I decided this past weekend to declare a mid-year reset. Lots of events may force resets. Loss and death. Job changes. New homes. New cities. New phases of life. These are resets forced upon us.
And then there are those we choose. We draw a line in the sand. July 1st is my line in the sand.
“Perfect,” I thought. “The first day of the second half of the year. And a Monday. The beginning of the work week.”
I needed a reset. Saddled with bouts of depression this year, I’d languished in loss and in uncertainty about life and about myself. I’d surface for a while only to be pulled under again.
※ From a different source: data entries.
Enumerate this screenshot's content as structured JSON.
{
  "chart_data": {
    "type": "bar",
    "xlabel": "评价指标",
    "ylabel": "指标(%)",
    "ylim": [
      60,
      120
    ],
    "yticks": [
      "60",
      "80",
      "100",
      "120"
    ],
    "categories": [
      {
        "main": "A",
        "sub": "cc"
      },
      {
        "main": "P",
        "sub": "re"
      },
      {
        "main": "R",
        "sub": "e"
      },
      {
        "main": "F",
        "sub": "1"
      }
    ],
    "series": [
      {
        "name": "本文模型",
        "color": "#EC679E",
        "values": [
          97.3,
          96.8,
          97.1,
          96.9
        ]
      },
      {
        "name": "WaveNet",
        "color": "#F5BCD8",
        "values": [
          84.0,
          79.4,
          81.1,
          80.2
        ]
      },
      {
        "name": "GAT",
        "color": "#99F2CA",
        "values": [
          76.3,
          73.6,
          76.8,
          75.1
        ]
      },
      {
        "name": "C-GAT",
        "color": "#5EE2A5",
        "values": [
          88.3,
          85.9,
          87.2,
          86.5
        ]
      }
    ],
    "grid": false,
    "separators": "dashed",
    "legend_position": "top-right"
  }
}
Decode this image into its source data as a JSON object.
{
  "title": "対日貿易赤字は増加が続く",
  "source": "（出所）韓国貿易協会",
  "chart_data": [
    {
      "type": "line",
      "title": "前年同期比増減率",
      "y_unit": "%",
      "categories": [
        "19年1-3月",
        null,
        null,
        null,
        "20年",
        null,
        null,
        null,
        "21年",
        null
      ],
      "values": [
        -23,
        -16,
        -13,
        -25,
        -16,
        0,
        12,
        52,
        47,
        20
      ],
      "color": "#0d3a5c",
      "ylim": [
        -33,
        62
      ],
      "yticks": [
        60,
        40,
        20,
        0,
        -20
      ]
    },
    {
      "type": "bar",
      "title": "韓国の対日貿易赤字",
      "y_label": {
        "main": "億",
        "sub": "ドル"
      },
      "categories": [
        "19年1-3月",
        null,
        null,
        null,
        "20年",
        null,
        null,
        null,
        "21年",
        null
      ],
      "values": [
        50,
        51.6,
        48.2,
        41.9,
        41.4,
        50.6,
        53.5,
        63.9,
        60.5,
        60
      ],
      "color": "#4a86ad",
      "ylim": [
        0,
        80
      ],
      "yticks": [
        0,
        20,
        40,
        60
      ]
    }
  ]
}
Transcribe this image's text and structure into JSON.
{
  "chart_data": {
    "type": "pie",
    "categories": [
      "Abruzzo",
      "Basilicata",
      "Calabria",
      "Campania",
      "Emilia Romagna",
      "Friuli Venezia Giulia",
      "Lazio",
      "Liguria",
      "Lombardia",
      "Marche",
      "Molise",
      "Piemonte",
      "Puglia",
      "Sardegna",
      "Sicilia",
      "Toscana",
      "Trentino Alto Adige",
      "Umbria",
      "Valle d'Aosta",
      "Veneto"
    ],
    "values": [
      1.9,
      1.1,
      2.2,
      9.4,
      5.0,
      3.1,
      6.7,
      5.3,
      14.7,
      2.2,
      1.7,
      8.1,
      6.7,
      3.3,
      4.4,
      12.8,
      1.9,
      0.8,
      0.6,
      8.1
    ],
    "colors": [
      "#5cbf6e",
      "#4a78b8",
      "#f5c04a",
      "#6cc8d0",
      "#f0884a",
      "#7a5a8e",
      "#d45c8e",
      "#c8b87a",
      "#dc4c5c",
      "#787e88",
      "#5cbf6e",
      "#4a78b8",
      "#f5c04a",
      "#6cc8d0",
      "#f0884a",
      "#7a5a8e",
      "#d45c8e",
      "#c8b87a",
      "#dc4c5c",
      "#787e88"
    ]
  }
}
I recalled resets forced upon me. Times of other losses that demanded I start over. Amid the ashes of what had been, I sensed opportunity, too. Chances to learn. Chances to be different. Chances to clear my soul of gunk and embrace beauty. To become someone better.
A week ago, I felt like a victim of circumstance. Depression gripped me by the throat. I felt helpless. I grieved the loss of the vivacious, optimistic person I had been.
And then my survivor spirit kicked in. That’s what happens with loss. We mourn. We crawl into a solitary space. We wonder if we’ll ever feel alive again. And then something or a set of somethings happen to trigger that fighting spirit. That is the ignition of hope.
Our hope breeds new thinking. New action. We stretch for life. And find it. As my fighting spirit kicked in, I began not only to believe in myself again but felt a renewed connection to God. Suddenly the ceiling was not an obstacle to my prayers.
And then I decided to reset the year. By golly, I said to myself, I’d start over. I’d do the things that worked before – like walking the dog under the stars, going to bed on time, and working to achieve career progress regardless of fear of failure or difficulty – and I’d get this year back on track. I’d get me back on track.
I’m not immune to the feelings of loss and uncertainty generated by several circumstances of the first six months of 2019, but now I’m going to meet them with better thinking. I’m going to remember my blessings and God’s promises of provision and protection.
Do you need a reset today? You can draw a line in the sand at an anniversary, after a difficult event, on a Monday, a Wednesday, or even a Friday – any day of the week. You decide.